14 июня 1941 года приехал грузовик с вооруженными солдатами, и стали они стучаться во все окна. Мама уехала в гости к родне. В течение часа нам велено было собраться. Уполномоченный сказал, чтобы так много не брали - выкинут по дороге, на что отец ответил: лучше по дороге выкину, чем вам оставлю. Отвезли нас в Вецмокский волостной дом, там дождались еще нескольких семей. Из нашей семьи взяли меня, отца, дедушку и бабушку. На станции Тукумс II сказали, что отцы поедут в отдельном вагоне. Отец владел русским языком, пошел к офицерам, но о бабушке с дедушкой не упоминал, сказал, что возьмет меня в свой вагон. Ему отказали - нельзя категорически. Тогда он сообщил крестной, чтобы приехала за мной, но что-то не сложилось, и остался я с дедушкой и бабушкой. 16 июня в Елгаве вагон, где находился
отец, перевели на другие пути, и он оказался напротив нашего. Тогда я видел своего отца в последний раз. В дороге, когда останавливались, вагоны закрывали, давали воду, потом какую-то кашу. Наш вагон подолгу стоял, потом мы узнали, что началась война.
За Уралом поехали быстрее, конечная остановка - Красноярск. Высадили под открытым небом, посадили на баржу и повезли за 200 километров вниз до Галанино, и снова высадили под открытым небом. Там началось нечто напоминавшее базар -забрали тех, что покрепче и моложе, и отвезли в тайгу, в колхоз за 25 километров. Летом полно ягод, но и тучи комаров, от укусов стали чесаться и пухнуть. Местные русские давали какую-то мазь, на глазах были специальные сетки.
На родине я окончил три класса, здесь пришлось пойти в первый. А уже на октябрьские праздники меня перевели обратно в 3-й класс, так что я потерял только год. Не знаю, предвидел ли отец что-то, но он буквально дрессировал меня по русскому языку, так что учиться мне было легко. Весной удалось перебраться в районный центр, дедушка там был помощником печника, тоже ссыльного.
В колхозе ничего не давали, торговали одеждой в соседнем селе за кусочек мяса, картошку или молоко. Оказалось, отец забрал с собой мешок с моей одеждой. Ничего другого почти и не взял. Ни дедушка, ни бабушка русского языка не знали, и я стал переводчиком. Дед работал, колхоз был маленький, всего 25 домов, ничего не платили. Из мужчин были только председатель да бригадир.
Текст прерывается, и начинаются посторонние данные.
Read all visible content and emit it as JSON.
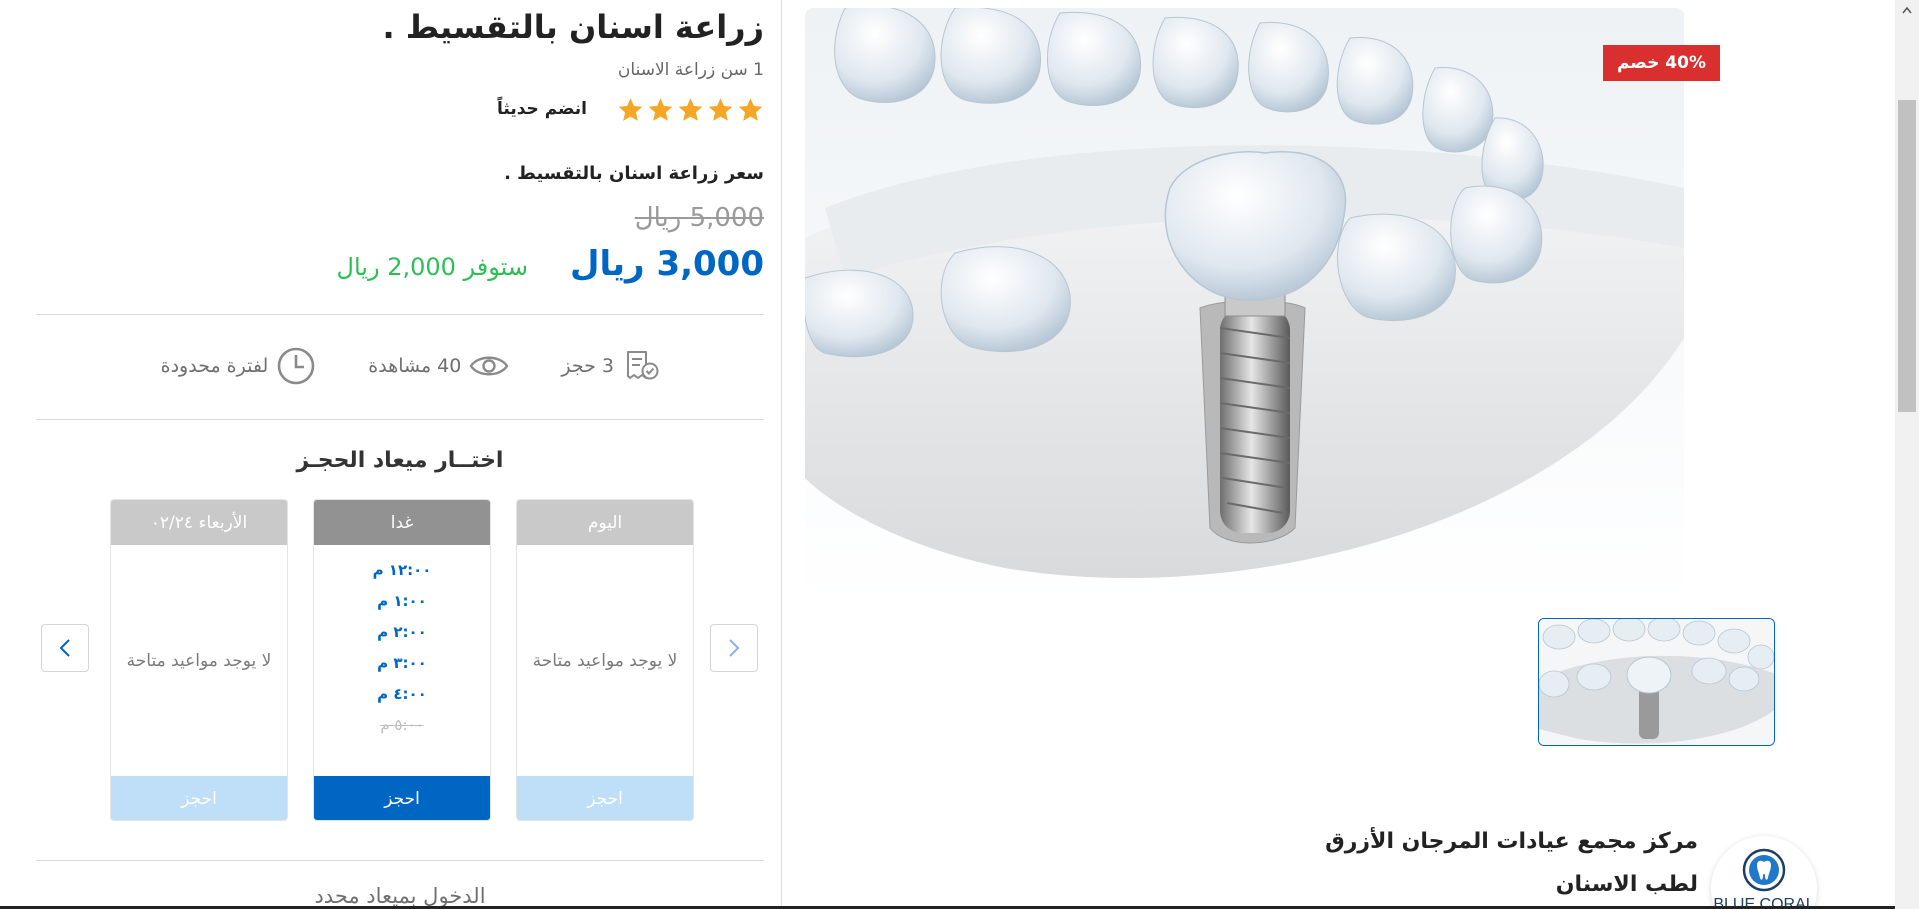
{
  "product": {
    "title": "زراعة اسنان بالتقسيط .",
    "subtitle": "1 سن زراعة الاسنان",
    "rating_stars": 5,
    "rating_note": "انضم حديثاً",
    "price_heading": "سعر زراعة اسنان بالتقسيط .",
    "old_price": "5,000 ريال",
    "new_price": "3,000 ريال",
    "savings": "ستوفر 2,000 ريال",
    "discount_badge": "40% خصم"
  },
  "stats": {
    "bookings": "3 حجز",
    "views": "40 مشاهدة",
    "limited": "لفترة محدودة"
  },
  "booking": {
    "heading": "اختــار ميعاد الحجـز",
    "days": [
      {
        "label": "اليوم",
        "empty_text": "لا يوجد مواعيد متاحة",
        "button": "احجز"
      },
      {
        "label": "غدا",
        "slots": [
          "١٢:٠٠ م",
          "١:٠٠ م",
          "٢:٠٠ م",
          "٣:٠٠ م",
          "٤:٠٠ م"
        ],
        "disabled_slot": "٥:٠٠ م",
        "button": "احجز"
      },
      {
        "label": "الأربعاء ٠٢/٢٤",
        "empty_text": "لا يوجد مواعيد متاحة",
        "button": "احجز"
      }
    ],
    "footer_text": "الدخول بميعاد محدد"
  },
  "clinic": {
    "name": "مركز مجمع عيادات المرجان الأزرق لطب الاسنان",
    "logo_text": "BLUE CORAL"
  },
  "colors": {
    "accent": "#0066c4",
    "savings": "#2cbf55",
    "badge": "#d92f2f",
    "star": "#f5a623"
  },
  "icons": {
    "bookings": "receipt-check-icon",
    "views": "eye-icon",
    "limited": "clock-icon",
    "next": "chevron-right-icon",
    "prev": "chevron-left-icon"
  }
}
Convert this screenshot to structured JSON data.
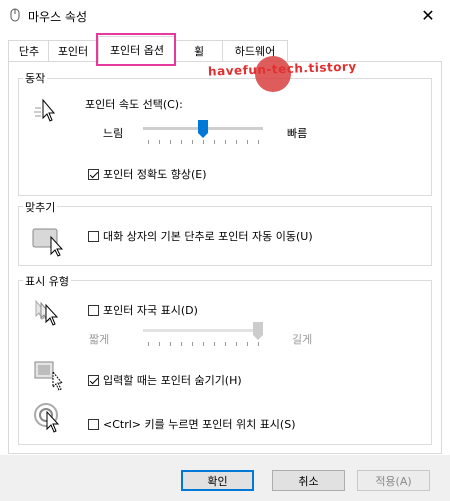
{
  "window": {
    "title": "마우스 속성",
    "close_glyph": "✕"
  },
  "tabs": [
    {
      "label": "단추"
    },
    {
      "label": "포인터"
    },
    {
      "label": "포인터 옵션",
      "active": true
    },
    {
      "label": "휠"
    },
    {
      "label": "하드웨어"
    }
  ],
  "watermark": {
    "text": "havefun-tech.tistory"
  },
  "motion": {
    "label": "동작",
    "speed_label": "포인터 속도 선택(C):",
    "slow_label": "느림",
    "fast_label": "빠름",
    "speed_value_fraction": 0.5,
    "precision_label": "포인터 정확도 향상(E)",
    "precision_checked": true
  },
  "snap": {
    "label": "맞추기",
    "snap_label": "대화 상자의 기본 단추로 포인터 자동 이동(U)",
    "snap_checked": false
  },
  "visibility": {
    "label": "표시 유형",
    "trails_label": "포인터 자국 표시(D)",
    "trails_checked": false,
    "short_label": "짧게",
    "long_label": "길게",
    "trails_value_fraction": 1.0,
    "hide_label": "입력할 때는 포인터 숨기기(H)",
    "hide_checked": true,
    "ctrl_label": "<Ctrl> 키를 누르면 포인터 위치 표시(S)",
    "ctrl_checked": false
  },
  "buttons": {
    "ok": "확인",
    "cancel": "취소",
    "apply": "적용(A)"
  },
  "colors": {
    "highlight": "#e6399b",
    "slider_thumb": "#0078d7",
    "default_button_border": "#0078d7"
  }
}
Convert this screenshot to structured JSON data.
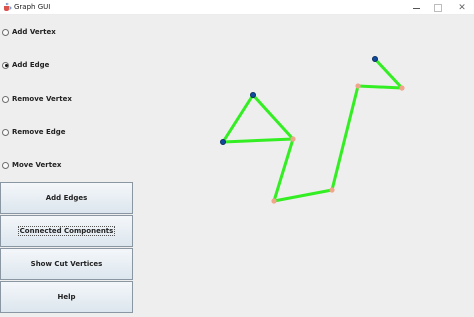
{
  "window": {
    "title": "Graph GUI",
    "icon": "java-cup-icon"
  },
  "modes": [
    {
      "label": "Add Vertex",
      "selected": false
    },
    {
      "label": "Add Edge",
      "selected": true
    },
    {
      "label": "Remove Vertex",
      "selected": false
    },
    {
      "label": "Remove Edge",
      "selected": false
    },
    {
      "label": "Move Vertex",
      "selected": false
    }
  ],
  "buttons": [
    {
      "label": "Add Edges",
      "focused": false
    },
    {
      "label": "Connected Components",
      "focused": true
    },
    {
      "label": "Show Cut Vertices",
      "focused": false
    },
    {
      "label": "Help",
      "focused": false
    }
  ],
  "graph": {
    "edge_color": "#33ee22",
    "vertices": [
      {
        "id": "v1",
        "type": "dark",
        "color": "#0d4a9e"
      },
      {
        "id": "v2",
        "type": "dark",
        "color": "#0d4a9e"
      },
      {
        "id": "v3",
        "type": "light",
        "color": "#f0a68a"
      },
      {
        "id": "v4",
        "type": "light",
        "color": "#f0a68a"
      },
      {
        "id": "v5",
        "type": "light",
        "color": "#f0a68a"
      },
      {
        "id": "v6",
        "type": "light",
        "color": "#f0a68a"
      },
      {
        "id": "v7",
        "type": "light",
        "color": "#f0a68a"
      },
      {
        "id": "v8",
        "type": "dark",
        "color": "#0d4a9e"
      }
    ],
    "edges": [
      [
        "v1",
        "v2"
      ],
      [
        "v1",
        "v3"
      ],
      [
        "v2",
        "v3"
      ],
      [
        "v3",
        "v4"
      ],
      [
        "v4",
        "v5"
      ],
      [
        "v5",
        "v6"
      ],
      [
        "v6",
        "v7"
      ],
      [
        "v7",
        "v8"
      ]
    ]
  }
}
Женщин, что посильнее, отправляли в тайгу пилить деревья и заготавливать дранку для крыш. Весной
деда со вторым ссыльным отправили ещё дальше
в тайгу, добывать дёготь из пней, и мы, дети, носили им еду. Потом переселились в центр, и дедушка еще с одним ссыльным взялись класть печи, тогда стали давать хлеб - мне 50 г, бабушке - 100, деду 300 граммов.
страница 333
А в хлеб добавляли картошку и еще что-то. Бабушка варила суп из крапивы. В 42-й году было еще терпимо, а в 43-м и у местных ничего не оставалось, все отправляли на фронт. Весной 43-го и продавать уже было нечего, так мы, дети, компанией, стали ходить в тайгу за черемшой, похожа она на наши ландыши, ели ее рубленую с солью, бабушка варила из нее суп, добавляла пару картошек. А летом 1943 года дедушка заболел и осенью умер. Совсем плохо стало, потому что какая же из бабушки работница. Но там организовали комбинат услуг, где пряли и вязали, и тогда бабушка получила хлебную карточку на 300 г, мне как школьнику добавили до 100 граммов. В школе обзывали фашистом, но так как я был отличником, меня отпустили на каникулы, и есть я ходил в столовую. И одна русская сказала: что ты в столовой ешь, возьми посудину, бабушке тоже достанется, наливала она мне побольше, за это ночью я ходил перебирать ее картошку. Так и вытянули. Когда уходил домой, она давала мне с собой что-нибудь.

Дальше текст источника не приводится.